The historic neglect of Mendel’s scientific contribution has many lessons for us. Our mind should be open to absorb new ideas, even if radical. Today, the words “novel” and “innovation” are so widely used. Yet, I’m not sure that if a Mendel arrives today with a discovery that is “premature”, scientists will warmly welcome him and his discovery. Scientists have certainly learnt to appreciate the importance of interdisciplinary approaches in science, but they are not yet free of bias and not yet friendly to ideas generated outside of their establishment.
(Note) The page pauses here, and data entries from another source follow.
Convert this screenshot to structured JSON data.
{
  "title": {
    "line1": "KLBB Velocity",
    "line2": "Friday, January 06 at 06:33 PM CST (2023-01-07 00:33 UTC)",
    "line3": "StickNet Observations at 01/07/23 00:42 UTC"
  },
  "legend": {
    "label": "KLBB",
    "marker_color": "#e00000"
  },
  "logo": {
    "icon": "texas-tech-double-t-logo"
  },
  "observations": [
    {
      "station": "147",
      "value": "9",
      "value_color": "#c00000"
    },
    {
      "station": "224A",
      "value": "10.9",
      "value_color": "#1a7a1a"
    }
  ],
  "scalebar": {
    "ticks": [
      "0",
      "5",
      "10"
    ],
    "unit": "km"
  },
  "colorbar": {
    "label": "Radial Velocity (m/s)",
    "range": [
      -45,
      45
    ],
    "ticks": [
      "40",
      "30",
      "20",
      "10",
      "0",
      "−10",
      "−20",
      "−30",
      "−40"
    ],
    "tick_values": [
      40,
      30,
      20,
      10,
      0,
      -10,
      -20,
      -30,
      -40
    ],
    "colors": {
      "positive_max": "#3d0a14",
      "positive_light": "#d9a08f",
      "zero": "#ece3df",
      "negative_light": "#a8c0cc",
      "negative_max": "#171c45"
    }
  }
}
The treatment of Mendelian principles by Lysenko, who was director of the USSR’s Institute of Genetics, in the 1940s, also has lessons for us. Lysenko’s attack on Mendelian science and his cunningness to propound a theory (inheritance of environmentally-acquired characters), based not on any scientifically-derived evidence but ideologically attractive to the totalitarian regime, resulted in the persecution – and even death – of many scientists who opposed him or supported the Mendelian theory. We are now witnessing a celebration of pseudoscience that harmonises with ideology, in India and also elsewhere. Disaster is bound to strike when a society abandons reliance on scientific evidence, and ideology and political beliefs take centrestage. Let us loudly support evidence-based science and cry hoarse against ideology-based science. That will be a fitting tribute to Mendel on his 200th birthday.